Thursday, August 16, 2012

Are You Tone Deaf?

a broken and fallen note
Are some people truly tone deaf?  Sure, there are plenty of people who can't carry a tune.  I'm one of them.  But what is tone deafness, and is it real?

According to scientists who study tone deafness, about 5% of people have a significant handicap in hearing and learning music.  The root disability appears to be a difficulty in distinguishing different pitches.  The smallest step of the Western scale is the half step, one-twelfth of an octave. (Indian music uses smaller units of pitch change.) People with amusia have difficulty distinguishing differences as small as that half-step, although they may hear much larger pitch differences accurately, sort of like being able to see the largest letters on an eye chart.

Perhaps about half of those with tone deafness also have difficulty hearing rhythm in music.  They're lousy dancers and even falter in tapping along in time to the music.  They also have impaired memory for music.  They are only half as good as other people in naming a familiar tune.  Often they recognize a song by its lyrics instead of its melody.  Even when they try to memorize a stretch of music, they have difficulty recognizing it when an examiner later plays it back to them. Although most tone deaf people can tell if a piece of music is meant to be happy or sad, many don't particularly enjoy music, and some find hearing it actually painful.

Interestingly, the disability in amusia appears limited to music.  Tone deaf people have little difficulty recognizing intonation in speech.  For example, the difference between a question and a statement is often only a difference in pitch at the end of a sentence. (Think of "You're coming," versus "You're coming?") These differences are large enough that most tone deaf people have no difficulty with them.  (However, I'm not aware of any research on how well tone deaf people learn tonal languages such as Chinese.)

In my latest fantasy novel, THE ICE CASTLE: An Adventure in Music, tone deaf people are relegated to the lowest ranks of society.  Ivan, one of the protagonists, difficulty distinguishing musical pitches, but through careful and attentive listening, he gradually improves over the course of the story.  Such improvement may not happen with the most severely tone deaf, who even after growing up in a music-rich environment or taking music lessons in childhood show no improvement.

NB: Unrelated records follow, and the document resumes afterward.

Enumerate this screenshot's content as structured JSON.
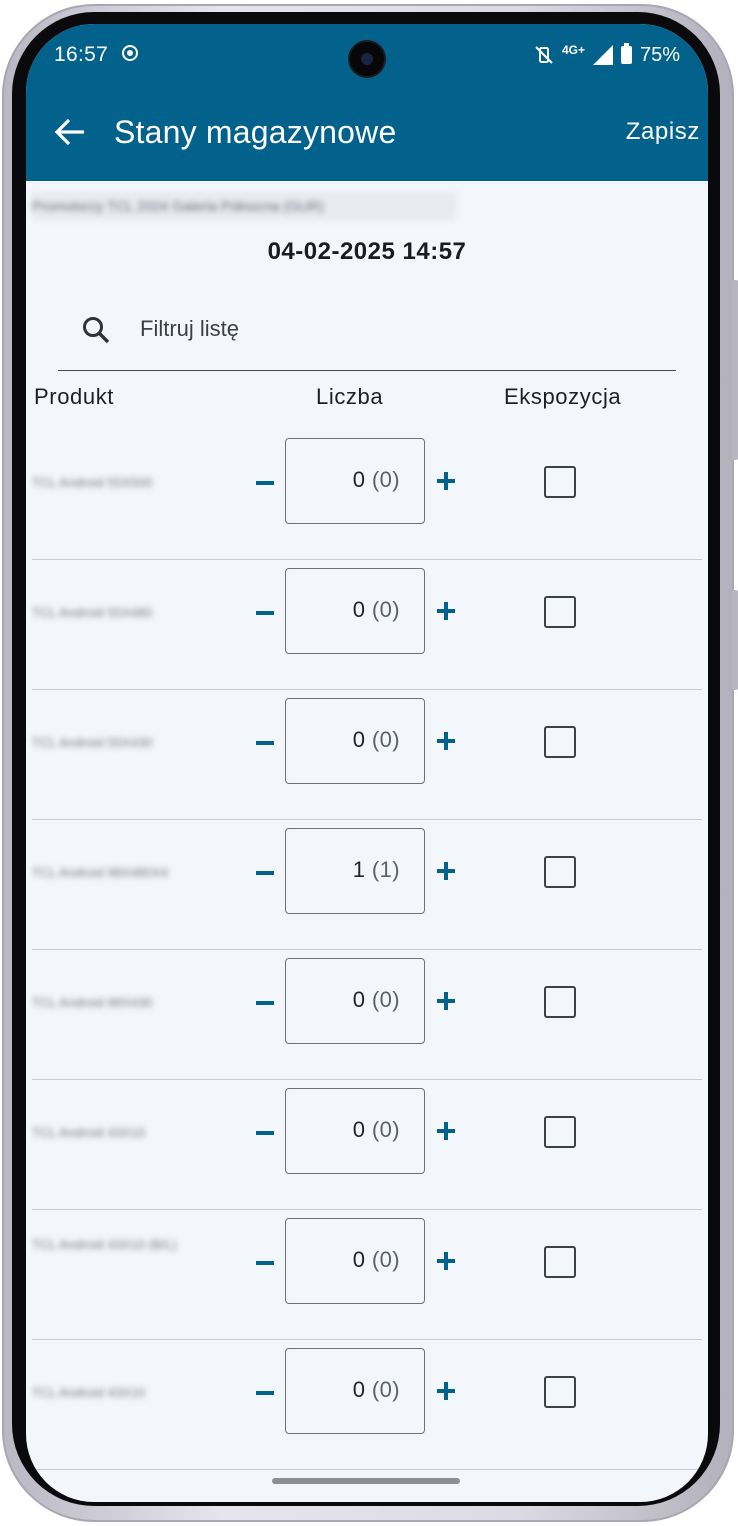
{
  "status_bar": {
    "time": "16:57",
    "network": "4G+",
    "battery": "75%"
  },
  "app_bar": {
    "title": "Stany magazynowe",
    "save_label": "Zapisz"
  },
  "location": "Promotorzy TCL 2024 Galeria Północna (GUR)",
  "datetime": "04-02-2025  14:57",
  "search": {
    "placeholder": "Filtruj listę",
    "value": ""
  },
  "columns": {
    "product": "Produkt",
    "count": "Liczba",
    "exposure": "Ekspozycja"
  },
  "rows": [
    {
      "product": "TCL Android 55X500",
      "quantity": "0",
      "quantity_paren": "(0)",
      "exposure": false
    },
    {
      "product": "TCL Android 55X480",
      "quantity": "0",
      "quantity_paren": "(0)",
      "exposure": false
    },
    {
      "product": "TCL Android 55X430",
      "quantity": "0",
      "quantity_paren": "(0)",
      "exposure": false
    },
    {
      "product": "TCL Android 98X480X4",
      "quantity": "1",
      "quantity_paren": "(1)",
      "exposure": false
    },
    {
      "product": "TCL Android 98X430",
      "quantity": "0",
      "quantity_paren": "(0)",
      "exposure": false
    },
    {
      "product": "TCL Android 43X10",
      "quantity": "0",
      "quantity_paren": "(0)",
      "exposure": false
    },
    {
      "product": "TCL Android 43X10 (B/L)",
      "quantity": "0",
      "quantity_paren": "(0)",
      "exposure": false
    },
    {
      "product": "TCL Android 43X10",
      "quantity": "0",
      "quantity_paren": "(0)",
      "exposure": false
    }
  ],
  "colors": {
    "primary": "#03628c",
    "background": "#f3f6fb",
    "on_primary": "#ffffff"
  }
}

I'm fascinated by tone deafness because I fall pretty clearly into that range myself.  My elementary school singing teacher urged me to sing softly or only mouth the words in school performances, but it wasn't just a matter of not singing well.  My father told me that when I was young, if he played two notes on the piano and asked me which was higher, I couldn't tell the answer.  I remember lying in bed on Wednesday nights listening to his madrigal group sing, trying to figure out from the beat whether the song might be one I "knew," like "Yankee Doodle" (a song which, I later learned, madrigal groups sing very rarely).

Gradually, as I got older, the condition's severity lessened.  I took piano lessons for a couple of years, and in high school, where I played the clarinet, I finally learned enough to be able to tell when I hit a wrong note.

Around high school I realized that one reason it was difficult for me to appreciate orchestral music is that I couldn't grasp the idea of musical "theme."  I could never remember previous phrases well enough to notice when they returned with variations.  In listening to unfamiliar music, I was condemned to a perpetual present. It was like trying to read a novel when the characters are always someone you just met.

I did learn, however, that with careful listening, I can more or less blend in with other singers.  With lots and lots of repetition, I can even carry a few phrases of a simple tune on my own.  Even as young children, my kids, all of whom grew up to be fine singers, sometimes asked me to stop singing. I still can't hear when a song on the radio changes key, and I often can't identify a familiar song until the lyrics start.  If I lived in a society where musical intelligence mattered as much as verbal and logical intelligence, I'd be classified as subnormal.  Exploring such a world, where tone deafness is an unsurmountable social handicap, furnished a big part of my motivation for writing THE ICE CASTLE.

1 comment:

Marva Dasef said...

There's no doubt about tone-deaf people. They continue to audition for American Idol without a clue that they're screeching like a roomful of capuchins.

When you mentioned Ivan learning how to sing, I remembered I had read at least part of this book. My brain is rotting, so I apologize for not remembering without a clout in the head. Maybe I only read part of it?

No matter. All the Lexicon books are great.